Wie viel Zeit sollten wir draussen verbringen?
Bei schönem Wetter eine Stunde, an einem trüben Novembertag wäre eine längere Dauer besser, um den Licht-Speicher zu füllen. Ist das nicht möglich, kann eine Lichttherapie-Lampe Abhilfe schaffen. Sie stellt Licht mit einer hohen Intensität bereit und gleicht den Mangel an natürlichem Sonnenlicht aus.

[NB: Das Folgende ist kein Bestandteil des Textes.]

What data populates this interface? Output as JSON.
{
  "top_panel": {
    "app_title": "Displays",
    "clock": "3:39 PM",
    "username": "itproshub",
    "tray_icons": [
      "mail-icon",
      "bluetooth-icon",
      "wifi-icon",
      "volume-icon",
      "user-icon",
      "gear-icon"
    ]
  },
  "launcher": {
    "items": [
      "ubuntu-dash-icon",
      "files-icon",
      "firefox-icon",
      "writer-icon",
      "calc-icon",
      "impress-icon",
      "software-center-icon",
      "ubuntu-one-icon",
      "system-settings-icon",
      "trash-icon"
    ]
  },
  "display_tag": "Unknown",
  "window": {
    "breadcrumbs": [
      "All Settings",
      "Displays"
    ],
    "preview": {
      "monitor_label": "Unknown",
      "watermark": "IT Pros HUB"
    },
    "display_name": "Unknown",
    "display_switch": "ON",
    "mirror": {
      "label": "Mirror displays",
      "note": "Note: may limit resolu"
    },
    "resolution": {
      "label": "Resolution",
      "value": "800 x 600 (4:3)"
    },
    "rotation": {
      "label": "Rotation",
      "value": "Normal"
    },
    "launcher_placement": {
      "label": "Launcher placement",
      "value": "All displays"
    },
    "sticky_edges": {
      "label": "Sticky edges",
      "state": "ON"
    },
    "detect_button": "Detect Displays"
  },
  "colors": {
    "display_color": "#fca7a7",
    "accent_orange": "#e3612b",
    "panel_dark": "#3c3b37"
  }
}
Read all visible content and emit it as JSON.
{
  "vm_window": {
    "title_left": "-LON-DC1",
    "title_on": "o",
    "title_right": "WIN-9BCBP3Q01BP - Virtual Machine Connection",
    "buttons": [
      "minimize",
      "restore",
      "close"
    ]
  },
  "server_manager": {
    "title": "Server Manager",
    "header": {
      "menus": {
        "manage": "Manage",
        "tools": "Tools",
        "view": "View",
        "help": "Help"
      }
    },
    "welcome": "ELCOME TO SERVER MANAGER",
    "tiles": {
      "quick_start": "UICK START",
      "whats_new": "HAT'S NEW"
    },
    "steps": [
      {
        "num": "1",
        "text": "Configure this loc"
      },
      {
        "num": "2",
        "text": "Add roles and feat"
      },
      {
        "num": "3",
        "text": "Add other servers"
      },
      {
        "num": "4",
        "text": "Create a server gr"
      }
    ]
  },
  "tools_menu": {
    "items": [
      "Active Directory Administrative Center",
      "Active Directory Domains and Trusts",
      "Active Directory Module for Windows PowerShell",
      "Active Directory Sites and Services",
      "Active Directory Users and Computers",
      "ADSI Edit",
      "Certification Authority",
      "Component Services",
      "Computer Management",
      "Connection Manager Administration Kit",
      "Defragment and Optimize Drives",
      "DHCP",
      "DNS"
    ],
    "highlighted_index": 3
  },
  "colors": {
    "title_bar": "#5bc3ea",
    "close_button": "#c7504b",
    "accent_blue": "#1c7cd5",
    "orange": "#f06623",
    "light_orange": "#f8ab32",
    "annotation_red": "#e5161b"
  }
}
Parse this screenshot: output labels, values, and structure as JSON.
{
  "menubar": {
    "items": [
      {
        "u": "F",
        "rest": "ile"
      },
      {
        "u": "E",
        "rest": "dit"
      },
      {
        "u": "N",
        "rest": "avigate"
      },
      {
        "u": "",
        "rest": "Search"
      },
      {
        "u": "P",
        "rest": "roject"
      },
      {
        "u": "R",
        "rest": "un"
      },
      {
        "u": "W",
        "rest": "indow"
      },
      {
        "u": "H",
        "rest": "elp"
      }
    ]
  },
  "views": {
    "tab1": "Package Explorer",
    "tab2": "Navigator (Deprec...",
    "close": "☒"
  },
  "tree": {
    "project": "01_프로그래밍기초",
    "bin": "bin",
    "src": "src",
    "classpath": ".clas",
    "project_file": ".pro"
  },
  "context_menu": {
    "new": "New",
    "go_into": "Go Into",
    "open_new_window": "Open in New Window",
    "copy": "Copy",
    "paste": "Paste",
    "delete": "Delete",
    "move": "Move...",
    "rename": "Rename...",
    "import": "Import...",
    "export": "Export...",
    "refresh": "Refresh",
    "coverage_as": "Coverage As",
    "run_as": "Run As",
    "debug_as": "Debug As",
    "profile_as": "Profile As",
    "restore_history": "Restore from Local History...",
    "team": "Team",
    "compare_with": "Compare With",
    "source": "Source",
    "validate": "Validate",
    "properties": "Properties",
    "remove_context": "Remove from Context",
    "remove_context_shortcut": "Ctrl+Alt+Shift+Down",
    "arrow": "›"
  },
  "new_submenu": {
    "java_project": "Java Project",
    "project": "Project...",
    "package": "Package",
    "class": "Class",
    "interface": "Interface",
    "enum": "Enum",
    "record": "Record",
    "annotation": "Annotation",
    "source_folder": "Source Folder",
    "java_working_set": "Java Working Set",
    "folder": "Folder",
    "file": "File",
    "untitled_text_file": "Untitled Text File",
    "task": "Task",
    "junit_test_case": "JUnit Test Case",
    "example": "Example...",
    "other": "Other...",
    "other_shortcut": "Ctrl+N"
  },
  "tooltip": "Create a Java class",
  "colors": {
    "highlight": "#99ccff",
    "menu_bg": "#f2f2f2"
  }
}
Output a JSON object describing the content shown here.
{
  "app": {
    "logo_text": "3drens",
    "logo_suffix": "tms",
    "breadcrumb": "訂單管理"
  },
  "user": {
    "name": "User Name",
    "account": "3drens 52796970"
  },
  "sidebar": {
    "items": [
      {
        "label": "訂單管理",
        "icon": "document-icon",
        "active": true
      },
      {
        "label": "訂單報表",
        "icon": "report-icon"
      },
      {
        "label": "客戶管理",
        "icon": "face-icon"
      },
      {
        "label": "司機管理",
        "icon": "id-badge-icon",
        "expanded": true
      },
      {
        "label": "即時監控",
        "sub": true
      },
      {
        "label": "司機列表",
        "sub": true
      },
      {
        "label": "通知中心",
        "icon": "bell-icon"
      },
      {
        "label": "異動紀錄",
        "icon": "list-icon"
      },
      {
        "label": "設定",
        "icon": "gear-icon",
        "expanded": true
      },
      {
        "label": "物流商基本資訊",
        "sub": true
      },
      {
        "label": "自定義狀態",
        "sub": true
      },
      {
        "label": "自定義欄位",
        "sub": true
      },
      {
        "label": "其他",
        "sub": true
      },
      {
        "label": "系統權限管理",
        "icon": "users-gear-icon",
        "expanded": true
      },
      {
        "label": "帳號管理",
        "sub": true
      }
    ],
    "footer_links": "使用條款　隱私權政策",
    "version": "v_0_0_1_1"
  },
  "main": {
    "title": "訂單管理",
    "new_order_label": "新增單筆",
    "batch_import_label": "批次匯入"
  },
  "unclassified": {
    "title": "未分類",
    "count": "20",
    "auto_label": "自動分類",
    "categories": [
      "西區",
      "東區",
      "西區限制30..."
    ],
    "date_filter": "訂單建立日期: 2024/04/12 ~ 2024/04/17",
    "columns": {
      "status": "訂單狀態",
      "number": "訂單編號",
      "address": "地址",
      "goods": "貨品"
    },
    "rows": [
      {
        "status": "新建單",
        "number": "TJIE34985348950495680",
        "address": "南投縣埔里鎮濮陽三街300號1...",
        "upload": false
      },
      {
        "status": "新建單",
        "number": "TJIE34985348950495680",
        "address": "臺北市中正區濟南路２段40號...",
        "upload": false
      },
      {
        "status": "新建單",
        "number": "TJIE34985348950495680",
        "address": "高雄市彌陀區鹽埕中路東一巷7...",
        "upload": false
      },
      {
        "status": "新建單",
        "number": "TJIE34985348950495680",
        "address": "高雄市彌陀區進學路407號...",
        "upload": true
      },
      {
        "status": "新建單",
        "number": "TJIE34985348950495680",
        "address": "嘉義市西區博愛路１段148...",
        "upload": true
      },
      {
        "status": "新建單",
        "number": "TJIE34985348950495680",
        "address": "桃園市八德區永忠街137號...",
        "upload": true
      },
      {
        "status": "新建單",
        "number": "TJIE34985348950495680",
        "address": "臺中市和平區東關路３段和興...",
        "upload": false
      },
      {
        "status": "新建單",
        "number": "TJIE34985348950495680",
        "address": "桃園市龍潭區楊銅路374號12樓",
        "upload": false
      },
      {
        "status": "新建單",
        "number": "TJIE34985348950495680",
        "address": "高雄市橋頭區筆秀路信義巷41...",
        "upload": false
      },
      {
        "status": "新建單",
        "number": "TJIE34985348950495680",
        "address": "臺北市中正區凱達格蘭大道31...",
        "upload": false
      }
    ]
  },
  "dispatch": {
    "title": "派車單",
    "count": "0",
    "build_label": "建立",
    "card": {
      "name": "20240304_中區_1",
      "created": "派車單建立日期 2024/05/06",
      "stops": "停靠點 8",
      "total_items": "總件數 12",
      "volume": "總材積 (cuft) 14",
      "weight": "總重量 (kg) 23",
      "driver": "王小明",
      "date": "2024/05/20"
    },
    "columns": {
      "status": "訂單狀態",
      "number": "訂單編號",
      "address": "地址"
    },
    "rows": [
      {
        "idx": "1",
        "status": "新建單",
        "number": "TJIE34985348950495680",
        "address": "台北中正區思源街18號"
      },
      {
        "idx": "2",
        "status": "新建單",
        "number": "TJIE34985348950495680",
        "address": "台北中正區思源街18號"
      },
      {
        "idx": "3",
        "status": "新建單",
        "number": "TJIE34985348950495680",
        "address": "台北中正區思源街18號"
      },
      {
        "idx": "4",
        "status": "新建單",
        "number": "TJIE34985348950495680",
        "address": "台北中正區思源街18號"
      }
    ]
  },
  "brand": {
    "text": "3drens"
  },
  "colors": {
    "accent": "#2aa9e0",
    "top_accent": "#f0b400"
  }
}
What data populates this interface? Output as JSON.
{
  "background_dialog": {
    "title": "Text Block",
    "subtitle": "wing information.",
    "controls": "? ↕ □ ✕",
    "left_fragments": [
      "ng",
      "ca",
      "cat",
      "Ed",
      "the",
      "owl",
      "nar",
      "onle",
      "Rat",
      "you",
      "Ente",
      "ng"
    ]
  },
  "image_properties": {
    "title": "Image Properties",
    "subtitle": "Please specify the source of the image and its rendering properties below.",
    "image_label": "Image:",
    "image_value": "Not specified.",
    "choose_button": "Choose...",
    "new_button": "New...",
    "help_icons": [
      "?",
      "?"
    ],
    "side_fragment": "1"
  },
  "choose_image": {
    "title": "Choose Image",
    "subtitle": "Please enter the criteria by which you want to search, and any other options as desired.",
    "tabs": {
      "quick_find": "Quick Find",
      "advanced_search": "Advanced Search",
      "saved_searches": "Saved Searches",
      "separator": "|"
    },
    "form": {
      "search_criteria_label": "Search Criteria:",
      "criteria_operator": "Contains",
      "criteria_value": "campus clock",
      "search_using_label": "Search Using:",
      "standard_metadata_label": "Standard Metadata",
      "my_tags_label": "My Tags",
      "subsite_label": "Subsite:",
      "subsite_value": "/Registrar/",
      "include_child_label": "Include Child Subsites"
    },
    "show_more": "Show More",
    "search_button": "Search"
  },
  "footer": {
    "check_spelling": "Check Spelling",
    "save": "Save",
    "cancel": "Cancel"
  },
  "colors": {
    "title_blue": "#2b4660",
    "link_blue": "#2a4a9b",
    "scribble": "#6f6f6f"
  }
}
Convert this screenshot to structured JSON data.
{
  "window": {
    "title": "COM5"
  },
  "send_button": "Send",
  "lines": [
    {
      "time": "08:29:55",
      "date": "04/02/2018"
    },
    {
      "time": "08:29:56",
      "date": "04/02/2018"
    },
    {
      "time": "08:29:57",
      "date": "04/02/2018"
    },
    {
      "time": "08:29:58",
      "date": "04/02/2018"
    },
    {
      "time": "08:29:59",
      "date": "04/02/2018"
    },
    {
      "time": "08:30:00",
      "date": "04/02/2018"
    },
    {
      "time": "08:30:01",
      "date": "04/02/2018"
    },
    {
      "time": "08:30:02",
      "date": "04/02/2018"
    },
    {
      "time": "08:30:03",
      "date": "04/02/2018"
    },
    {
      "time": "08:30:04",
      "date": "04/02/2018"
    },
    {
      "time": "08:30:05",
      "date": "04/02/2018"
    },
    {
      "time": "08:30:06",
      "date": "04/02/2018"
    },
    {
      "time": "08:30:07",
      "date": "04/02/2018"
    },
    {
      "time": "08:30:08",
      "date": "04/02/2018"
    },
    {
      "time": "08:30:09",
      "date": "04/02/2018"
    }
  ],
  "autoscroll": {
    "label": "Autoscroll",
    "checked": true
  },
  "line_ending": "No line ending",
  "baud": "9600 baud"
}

Benötigen alle Menschen gleich viel Licht?
Nein, das Ticken der inneren Uhr wird im Alter leiser. Um den Schlaf-Wach-Rhythmus aufrechtzuerhalten, ist es daher für ältere Menschen wichtiger, viel Licht aufzunehmen. So gelingt es ihnen, das Nickerchen über den Mittag auszulassen, wodurch sie nachts eher durchschlafen. Das ist beispielsweise bei Demenz wichtig: Ein stabiler Rhythmus kann den Abbau der geistigen Fähigkeiten entschleunigen.

Hat künstliches Licht einen schlechten Einfluss auf den Körper?
Nein, man sollte bloss darauf achten, welches Licht welchen Raum beleuchtet. Im Büro fördert kühles Licht die Konzentration. Im Schlafzimmer sollte man auf wärmeres Licht setzen, um den Schlaf nicht zu gefährden. Im Esszimmer empfiehlt sich ein Licht, das die Farben gut wiedergibt – ansonsten erscheinen einem die Speisen fahl.

Gibt es bautechnische Massnahmen, die sich positiv auswirken?
Die Fenster sollten so platziert werden, dass viel Tageslicht in die Räume eindringt, in denen es benötigt wird. In Altersheimen, Schulzimmern oder Fabrikhallen ist das besonders wichtig.